For years, parents and independent researchers have warned that aluminum in vaccines could be fueling the autism epidemic. Now, a bombshell investigation reveals that a Danish study, widely touted by mainstream media as “proof” of aluminum’s safety, was built on fraudulent methodology — and even its corrected data still hides the truth.
The study, published in the Annals of Internal Medicine, initially claimed no link between aluminum adjuvants and autism. But when corrected data surfaced, it showed the opposite: children exposed to higher aluminum doses had a significantly increased risk of neurodevelopmental disorders. The study’s authors, tied to vaccine-promoting institutions, manipulated data, excluded high-risk children, and refused to release raw findings — raising serious questions about who’s really protecting public health.
- The study compared children with nearly identical aluminum exposure levels, ensuring inconclusive results.
- Researchers excluded children with “implausibly high” vaccine doses — those most likely to show aluminum-related harm.
- No unvaccinated control group was included, a fatal flaw that skewed the findings.
- Corrected data revealed a statistically significant autism link, contradicting the authors’ original claims.
- Critics accuse the researchers of conflicts of interest, as their institution profits from vaccine distribution.
A study rigged from the start
The Danish research team, led by Anders Hviid of the Statens Serum Institut — a government agency that procures vaccines — claimed their analysis of 1.2 million children found “no evidence” linking aluminum to autism.

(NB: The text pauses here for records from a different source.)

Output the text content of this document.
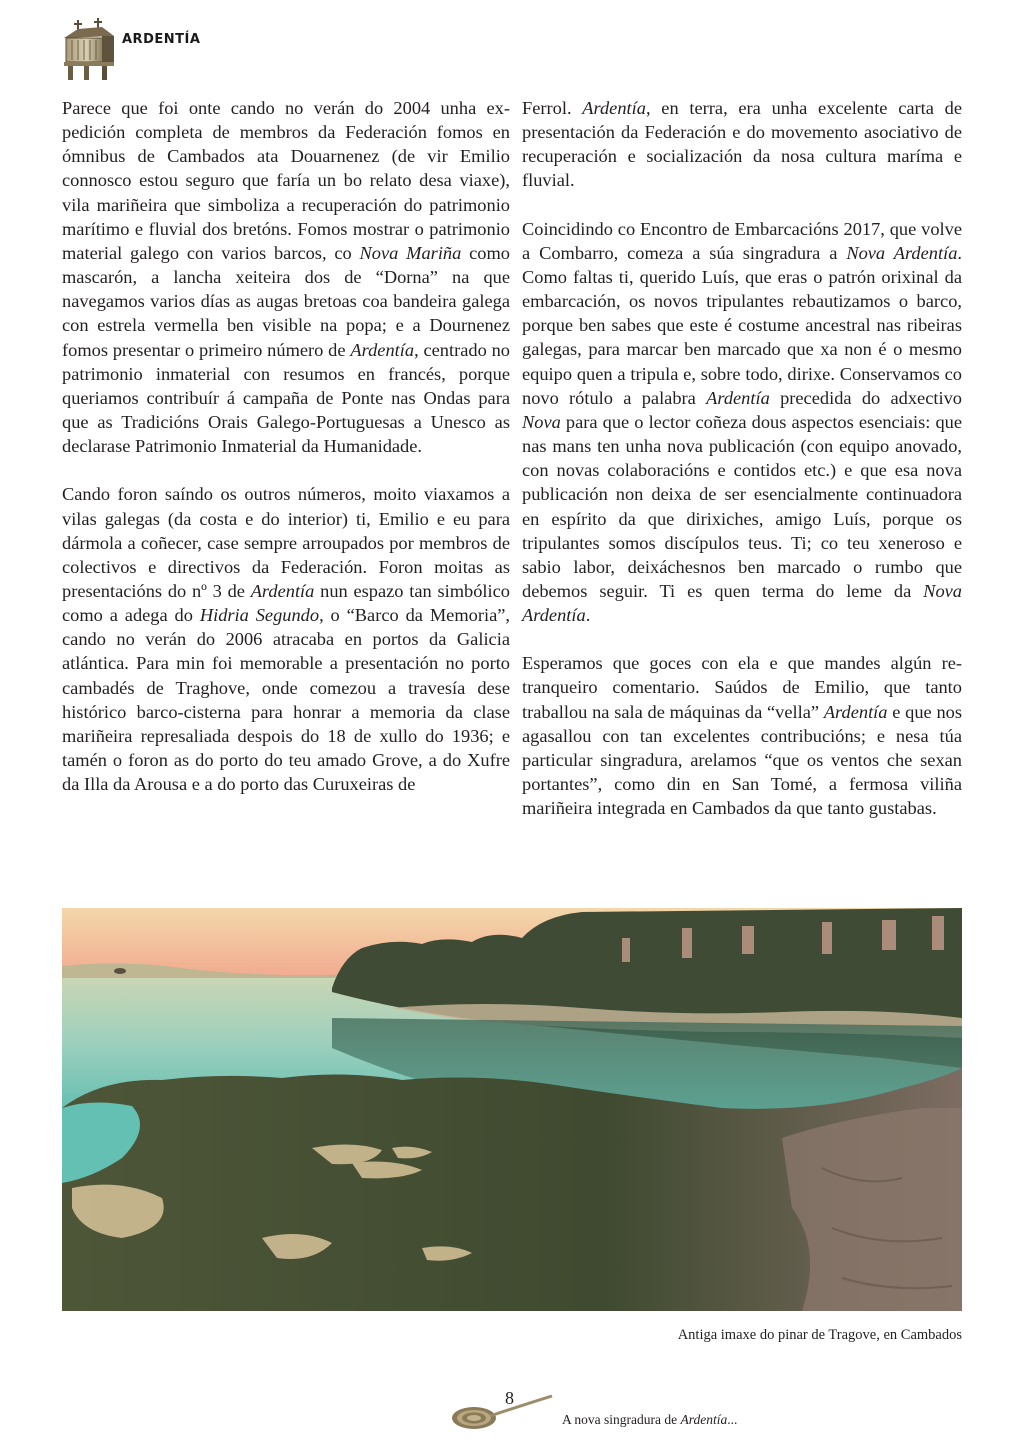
ARDENTÍA

Parece que foi onte cando no verán do 2004 unha expedición completa de membros da Federación fomos en ómnibus de Cambados ata Douarnenez (de vir Emilio connosco estou seguro que faría un bo relato desa viaxe), vila mariñeira que simboliza a recuperación do patrimonio marítimo e fluvial dos bretóns. Fomos mostrar o patrimonio material galego con varios barcos, co Nova Mariña como mascarón, a lancha xeiteira dos de “Dorna” na que navegamos varios días as augas bretoas coa bandeira galega con estrela vermella ben visible na popa; e a Dournenez fomos presentar o primeiro número de Ardentía, centrado no patrimonio inmaterial con resumos en francés, porque queriamos contribuír á campaña de Ponte nas Ondas para que as Tradicións Orais Galego-Portuguesas a Unesco as declarase Patrimonio Inmaterial da Humanidade.

Cando foron saíndo os outros números, moito viaxamos a vilas galegas (da costa e do interior) ti, Emilio e eu para dármola a coñecer, case sempre arroupados por membros de colectivos e directivos da Federación. Foron moitas as presentacións do nº 3 de Ardentía nun espazo tan simbólico como a adega do Hidria Segundo, o “Barco da Memoria”, cando no verán do 2006 atracaba en portos da Galicia atlántica. Para min foi memorable a presentación no porto cambadés de Traghove, onde comezou a travesía dese histórico barco-cisterna para honrar a memoria da clase mariñeira represaliada despois do 18 de xullo do 1936; e tamén o foron as do porto do teu amado Grove, a do Xufre da Illa da Arousa e a do porto das Curuxeiras de

Ferrol. Ardentía, en terra, era unha excelente carta de presentación da Federación e do movemento asociativo de recuperación e socialización da nosa cultura maríma e fluvial.

Coincidindo co Encontro de Embarcacións 2017, que volve a Combarro, comeza a súa singradura a Nova Ardentía. Como faltas ti, querido Luís, que eras o patrón orixinal da embarcación, os novos tripulantes rebautizamos o barco, porque ben sabes que este é costume ancestral nas ribeiras galegas, para marcar ben marcado que xa non é o mesmo equipo quen a tripula e, sobre todo, dirixe. Conservamos co novo rótulo a palabra Ardentía precedida do adxectivo Nova para que o lector coñeza dous aspectos esenciais: que nas mans ten unha nova publicación (con equipo anovado, con novas colaboracións e contidos etc.) e que esa nova publicación non deixa de ser esencialmente continuadora en espírito da que dirixiches, amigo Luís, porque os tripulantes somos discípulos teus. Ti; co teu xeneroso e sabio labor, deixáchesnos ben marcado o rumbo que debemos seguir. Ti es quen terma do leme da Nova Ardentía.

Esperamos que goces con ela e que mandes algún retranqueiro comentario. Saúdos de Emilio, que tanto traballou na sala de máquinas da “vella” Ardentía e que nos agasallou con tan excelentes contribucións; e nesa túa particular singradura, arelamos “que os ventos che sexan portantes”, como din en San Tomé, a fermosa viliña mariñeira integrada en Cambados da que tanto gustabas.

Antiga imaxe do pinar de Tragove, en Cambados
8
A nova singradura de Ardentía...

But the study’s design guaranteed this outcome. Instead of comparing vaccinated children to unvaccinated ones, they only compared kids who received slightly different aluminum doses.
“It’s like comparing smokers who smoke 19 cigarettes a day to those who smoke 20 and declaring cigarettes harmless,” said Brian Hooker, Ph.D., chief scientific officer at Children’s Health Defense. “This isn’t science — it’s statistical trickery.”
Even worse, the researchers dismissed 34,000 children who received unusually high vaccine doses before age 2, labeling their cases as “documentation errors.” By excluding these children — who may have shown the clearest signs of aluminum toxicity — the study erased critical red flags.
The corrected data they don’t want you to see
Days after publication, the journal quietly updated the study’s supplementary materials, admitting the original version contained “incorrect” data. The corrected figures revealed a shocking truth: children who received higher aluminum doses had a 9.7 per 10,000 increased risk of autism compared to moderately dosed children.